All of Seven’s Big Bash games – where ratings are up 30% – are on the app and in 2025 all of Seven’s AFL games will also be available digitally for the first time. It is becoming their #1 destination for live sport and they are pushing it harder than their main free-to-air channels.
The Title would have enjoyed crossover coverage with the Meguiar’s Bathurst 12 Hour coverage, also to be shown on the screens of Seven which would have offered legitimate lead in content for a motorsport centric audience of over half a million. Why would you opt out of that?
I’m not going to name names or throw stones at the decision makers here, that’s not the point and quite frankly I don’t really care.
And I’ll emphasize that I genuinely have no issue with Clay-Per-View; it has an audience and regular subscriber base that genuinely adds revenue to the back-end of the sport which is important, though I remain blown away people pay for one race meeting the same price you do for a month of Kayo.
It has a place – but the Australian Sprintcar Championship, what should be the gold standard and premier event on the calendar – is not it.
History has a precedent..
Frankly, this is nothing but another short-sighted call from an element of motorsport that routinely lacks a progressive and forward-thinking approach to being anything other than a disparate array of state-level competitions that occasionally come together for a big national event like the title.
And as long as they operate like that it’s not going anywhere beyond where it is now and history backs that up.
Back in 1996, competitors within Australian Touring Car Racing realised they needed to think outside the box to grow their sport beyond what it had become and especially where it had plateaued.
Growth takes risks and in that scenario the risk was a guy called Tony Cochrane and a deal with Channel 10. The rest is history.
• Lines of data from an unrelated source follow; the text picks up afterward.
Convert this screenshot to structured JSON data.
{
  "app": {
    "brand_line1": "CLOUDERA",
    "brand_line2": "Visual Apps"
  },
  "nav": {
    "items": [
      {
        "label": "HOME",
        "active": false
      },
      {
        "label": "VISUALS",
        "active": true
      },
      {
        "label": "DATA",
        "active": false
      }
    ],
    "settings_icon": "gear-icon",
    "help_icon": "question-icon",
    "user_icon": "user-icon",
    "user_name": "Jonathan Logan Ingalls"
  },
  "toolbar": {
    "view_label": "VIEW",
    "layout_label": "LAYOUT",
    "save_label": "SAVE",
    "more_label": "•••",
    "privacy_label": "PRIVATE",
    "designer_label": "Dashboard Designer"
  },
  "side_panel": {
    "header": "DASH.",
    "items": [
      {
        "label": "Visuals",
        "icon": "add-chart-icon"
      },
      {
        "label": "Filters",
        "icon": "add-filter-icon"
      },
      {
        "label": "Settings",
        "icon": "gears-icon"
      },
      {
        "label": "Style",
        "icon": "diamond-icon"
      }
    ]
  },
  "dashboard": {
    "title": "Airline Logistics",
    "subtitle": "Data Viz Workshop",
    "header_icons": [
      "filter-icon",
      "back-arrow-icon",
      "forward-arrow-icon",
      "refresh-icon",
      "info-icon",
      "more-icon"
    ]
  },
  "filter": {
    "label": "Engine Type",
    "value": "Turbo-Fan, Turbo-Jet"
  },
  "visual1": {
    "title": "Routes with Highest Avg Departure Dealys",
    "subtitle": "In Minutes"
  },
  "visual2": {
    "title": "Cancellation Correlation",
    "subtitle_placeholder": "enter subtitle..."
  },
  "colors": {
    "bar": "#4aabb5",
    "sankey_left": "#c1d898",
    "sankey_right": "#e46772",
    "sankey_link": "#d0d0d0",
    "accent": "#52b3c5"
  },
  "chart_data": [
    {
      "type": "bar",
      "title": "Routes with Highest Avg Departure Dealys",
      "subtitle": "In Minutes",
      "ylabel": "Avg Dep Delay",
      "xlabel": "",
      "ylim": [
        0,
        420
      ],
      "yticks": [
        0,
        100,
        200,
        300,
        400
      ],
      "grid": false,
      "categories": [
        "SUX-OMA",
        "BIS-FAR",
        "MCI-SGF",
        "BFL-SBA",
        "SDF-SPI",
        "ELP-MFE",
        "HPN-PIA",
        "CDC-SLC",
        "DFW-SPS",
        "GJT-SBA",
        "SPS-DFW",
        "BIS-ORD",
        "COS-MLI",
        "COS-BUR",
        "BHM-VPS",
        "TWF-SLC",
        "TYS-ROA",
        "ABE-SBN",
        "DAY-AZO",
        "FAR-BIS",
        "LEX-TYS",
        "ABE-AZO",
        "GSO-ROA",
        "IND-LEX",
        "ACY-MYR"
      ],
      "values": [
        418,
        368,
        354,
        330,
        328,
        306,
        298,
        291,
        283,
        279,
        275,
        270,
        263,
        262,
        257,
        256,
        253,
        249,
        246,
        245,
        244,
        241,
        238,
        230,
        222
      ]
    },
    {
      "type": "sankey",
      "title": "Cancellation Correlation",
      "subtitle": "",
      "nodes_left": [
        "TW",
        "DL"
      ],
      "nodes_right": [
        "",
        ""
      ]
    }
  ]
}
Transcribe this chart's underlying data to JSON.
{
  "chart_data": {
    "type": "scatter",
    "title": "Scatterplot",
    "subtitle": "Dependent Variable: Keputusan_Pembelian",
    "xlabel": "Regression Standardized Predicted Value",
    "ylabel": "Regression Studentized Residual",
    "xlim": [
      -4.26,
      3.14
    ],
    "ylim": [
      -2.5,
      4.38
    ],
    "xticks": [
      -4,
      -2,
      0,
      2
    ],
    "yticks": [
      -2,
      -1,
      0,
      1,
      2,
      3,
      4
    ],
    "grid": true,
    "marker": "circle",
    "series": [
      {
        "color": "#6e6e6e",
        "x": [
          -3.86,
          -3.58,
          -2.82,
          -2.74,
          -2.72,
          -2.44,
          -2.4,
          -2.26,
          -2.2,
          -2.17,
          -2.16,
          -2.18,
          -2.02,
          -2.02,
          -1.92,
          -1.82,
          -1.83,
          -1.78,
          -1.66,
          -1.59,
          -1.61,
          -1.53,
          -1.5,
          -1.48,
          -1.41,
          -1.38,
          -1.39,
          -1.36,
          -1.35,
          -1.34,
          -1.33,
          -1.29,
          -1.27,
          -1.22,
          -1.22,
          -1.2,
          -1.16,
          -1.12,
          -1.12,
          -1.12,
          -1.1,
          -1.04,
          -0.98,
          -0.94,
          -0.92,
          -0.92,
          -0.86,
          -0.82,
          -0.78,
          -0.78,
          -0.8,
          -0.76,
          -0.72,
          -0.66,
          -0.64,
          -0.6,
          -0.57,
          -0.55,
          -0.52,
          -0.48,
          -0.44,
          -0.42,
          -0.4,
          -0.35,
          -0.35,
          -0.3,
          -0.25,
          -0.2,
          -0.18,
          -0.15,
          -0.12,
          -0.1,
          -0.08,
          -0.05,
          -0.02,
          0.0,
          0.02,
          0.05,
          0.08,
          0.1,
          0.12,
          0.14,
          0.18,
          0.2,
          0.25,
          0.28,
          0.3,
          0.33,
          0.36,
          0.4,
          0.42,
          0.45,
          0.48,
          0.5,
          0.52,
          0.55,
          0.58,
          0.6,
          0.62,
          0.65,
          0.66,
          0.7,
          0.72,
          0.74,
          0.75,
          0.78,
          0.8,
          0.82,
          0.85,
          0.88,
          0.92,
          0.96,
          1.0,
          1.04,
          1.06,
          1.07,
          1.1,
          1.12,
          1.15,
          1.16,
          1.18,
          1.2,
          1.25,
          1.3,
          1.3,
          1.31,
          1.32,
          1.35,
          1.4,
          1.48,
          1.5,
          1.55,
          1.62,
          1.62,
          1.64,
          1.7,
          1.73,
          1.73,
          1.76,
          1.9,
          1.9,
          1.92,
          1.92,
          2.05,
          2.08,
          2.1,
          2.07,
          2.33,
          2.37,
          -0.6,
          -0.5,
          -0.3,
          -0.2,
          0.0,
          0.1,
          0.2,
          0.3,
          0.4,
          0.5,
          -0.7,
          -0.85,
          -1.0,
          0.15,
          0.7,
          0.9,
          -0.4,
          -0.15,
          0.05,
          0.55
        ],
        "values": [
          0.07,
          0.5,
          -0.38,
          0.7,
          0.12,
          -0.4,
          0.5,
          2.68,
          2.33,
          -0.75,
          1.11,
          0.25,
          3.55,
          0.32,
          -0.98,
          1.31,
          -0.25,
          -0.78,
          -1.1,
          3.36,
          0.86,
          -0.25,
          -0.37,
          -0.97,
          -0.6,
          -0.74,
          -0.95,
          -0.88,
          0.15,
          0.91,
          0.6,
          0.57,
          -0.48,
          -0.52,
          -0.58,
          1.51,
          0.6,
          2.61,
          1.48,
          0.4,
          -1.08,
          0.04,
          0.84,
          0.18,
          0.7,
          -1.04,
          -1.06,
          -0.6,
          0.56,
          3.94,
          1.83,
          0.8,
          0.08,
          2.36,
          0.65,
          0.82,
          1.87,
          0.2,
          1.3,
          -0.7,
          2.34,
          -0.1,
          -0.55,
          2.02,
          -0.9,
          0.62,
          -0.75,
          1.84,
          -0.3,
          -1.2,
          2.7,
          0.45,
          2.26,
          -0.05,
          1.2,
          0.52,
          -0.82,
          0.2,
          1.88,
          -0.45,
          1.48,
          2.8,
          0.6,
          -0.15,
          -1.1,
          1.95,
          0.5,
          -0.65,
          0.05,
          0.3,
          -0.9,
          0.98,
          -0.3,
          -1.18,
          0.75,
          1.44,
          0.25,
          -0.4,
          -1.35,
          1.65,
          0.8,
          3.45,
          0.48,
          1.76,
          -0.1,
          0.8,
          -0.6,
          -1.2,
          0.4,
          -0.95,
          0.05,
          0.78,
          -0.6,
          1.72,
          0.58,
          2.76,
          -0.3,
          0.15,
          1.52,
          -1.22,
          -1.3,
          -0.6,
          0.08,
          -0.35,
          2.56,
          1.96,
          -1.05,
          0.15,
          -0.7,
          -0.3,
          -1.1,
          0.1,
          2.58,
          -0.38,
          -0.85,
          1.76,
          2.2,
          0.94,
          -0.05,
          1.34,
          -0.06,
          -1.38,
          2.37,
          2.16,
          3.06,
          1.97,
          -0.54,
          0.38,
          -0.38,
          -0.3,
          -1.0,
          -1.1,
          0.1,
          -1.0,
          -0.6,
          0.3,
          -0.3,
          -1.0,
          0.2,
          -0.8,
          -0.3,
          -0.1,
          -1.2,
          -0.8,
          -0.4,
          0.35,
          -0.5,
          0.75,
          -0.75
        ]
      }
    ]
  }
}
I genuinely believe Sprintcar racing close to that point.
Without taking opportunities and risks – yes, even at the risk of some short-term revenue – it’s never going to be more than what it is. But it’s hard to be surprised at this development, really.
If you ever wonder why there isn’t a national Sprintcar series, despite the fact that the available competitor and crowd base would instantly make it one of Australia’s largest in any form of the sport, dirt track or otherwise, this is why.
Someone once told me that if you take one step back for every step forward, you’re just treading water.
Welcome to Sprint Car racing.
Going 100mph and with all the associated thrills and spills – but apparently still standing absolutely still.